Want to pass your Professional Data Engineer on Google Cloud Platform PROFESSIONAL-DATA-ENGINEER exam in the very first attempt? Try Pass2lead! It is equally effective for both starters and IT professionals.
VCE
You operate a database that stores stock trades and an application that retrieves average stock price for a given company over an adjustable window of time. The data is stored in Cloud Bigtable where the datetime of the stock trade is the beginning of the row key. Your application has thousands of concurrent users, and you notice that performance is starting to degrade as more stocks are added. What should you do to improve the performance of your application?
A. Change the row key syntax in your Cloud Bigtable table to begin with the stock symbol.
B. Change the row key syntax in your Cloud Bigtable table to begin with a random number per second.
C. Change the data pipeline to use BigQuery for storing stock trades, and update your application.
D. Use Cloud Dataflow to write summary of each day's stock trades to an Avro file on Cloud Storage.
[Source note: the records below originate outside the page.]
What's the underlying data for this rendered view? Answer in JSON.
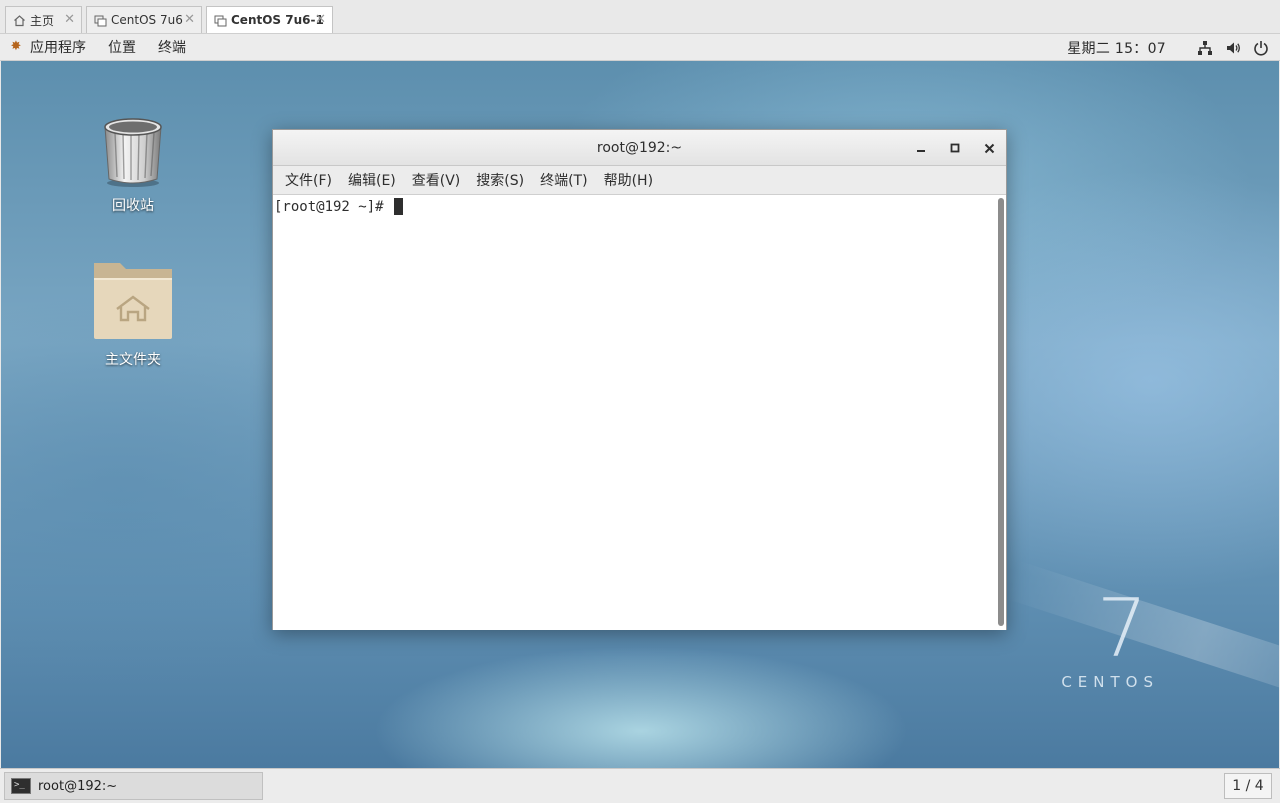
{
  "host_tabs": [
    {
      "label": "主页",
      "icon": "home-icon",
      "active": false
    },
    {
      "label": "CentOS 7u6",
      "icon": "vm-icon",
      "active": false
    },
    {
      "label": "CentOS 7u6-1",
      "icon": "vm-icon",
      "active": true
    }
  ],
  "top_panel": {
    "applications": "应用程序",
    "places": "位置",
    "terminal": "终端",
    "clock": "星期二 15：07",
    "icons": [
      "network-icon",
      "volume-icon",
      "power-icon"
    ]
  },
  "desktop": {
    "icons": [
      {
        "label": "回收站",
        "icon": "trash-icon"
      },
      {
        "label": "主文件夹",
        "icon": "home-folder-icon"
      }
    ],
    "watermark": {
      "number": "7",
      "word": "CENTOS"
    }
  },
  "terminal_window": {
    "title": "root@192:~",
    "menu": [
      "文件(F)",
      "编辑(E)",
      "查看(V)",
      "搜索(S)",
      "终端(T)",
      "帮助(H)"
    ],
    "prompt": "[root@192 ~]# "
  },
  "bottom_panel": {
    "task_label": "root@192:~",
    "workspace": "1 / 4"
  }
}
Update your application to read from Cloud Storage and Cloud Bigtable to compute the responses.
You are using Google BigQuery as your data warehouse. Your users report that the following simple query is running very slowly, no matter when they run the query:
SELECT country, state, city FROM [myproject:mydataset.mytable] GROUP BY country
You check the query plan for the query and see the following output in the Read section of Stage:1:
What is the most likely cause of the delay for this query?
A. Users are running too many concurrent queries in the system
B. The [myproject:mydataset.mytable] table has too many partitions
C. Either the state or the city columns in the [myproject:mydataset.mytable] table have too many NULL values
D. Most rows in the [myproject:mydataset.mytable] table have the same value in the country column, causing data skew
You've migrated a Hadoop job from an on-prem cluster to dataproc and GCS. Your Spark job is a complicated analytical workload that consists of many shuffling operations and initial data are parquet files (on average 200-400 MB size each).
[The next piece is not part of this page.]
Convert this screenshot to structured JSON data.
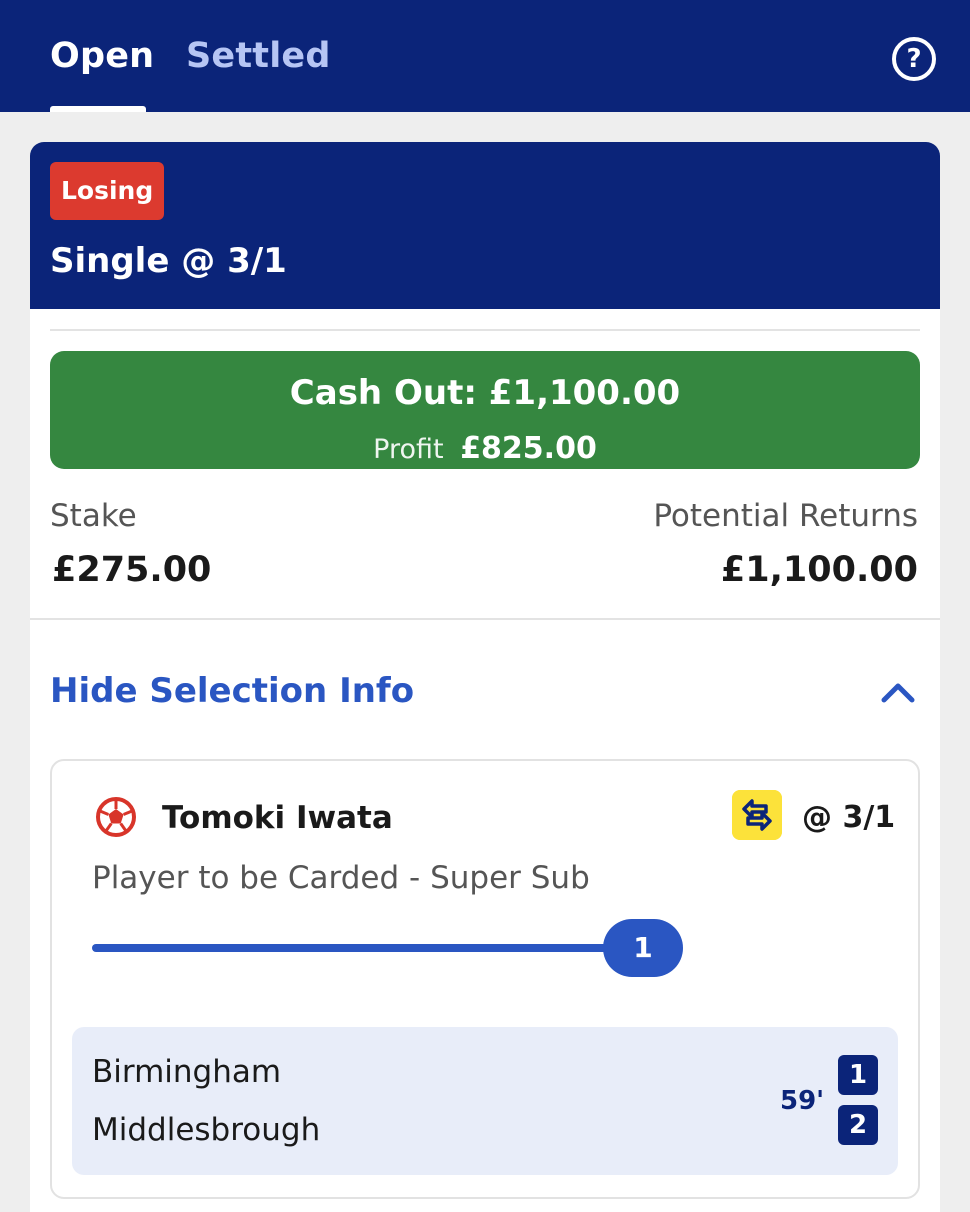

You see some degradation in performance after the migration to Dataproc, so you'd like to optimize for it. You need to keep in mind that your organization is very cost-sensitive, so you'd like to continue using Dataproc on preemptibles (with 2
non-preemptible workers only) for this workload.
What should you do?
A. Increase the size of your parquet files to ensure them to be 1 GB minimum.
B. Switch to TFRecords formats (appr. 200MB per file) instead of parquet files.
C. Switch from HDDs to SSDs, copy initial data from GCS to HDFS, run the Spark job and copy results back to GCS.
D. Switch from HDDs to SSDs, override the preemptible VMs configuration to increase the boot disk size.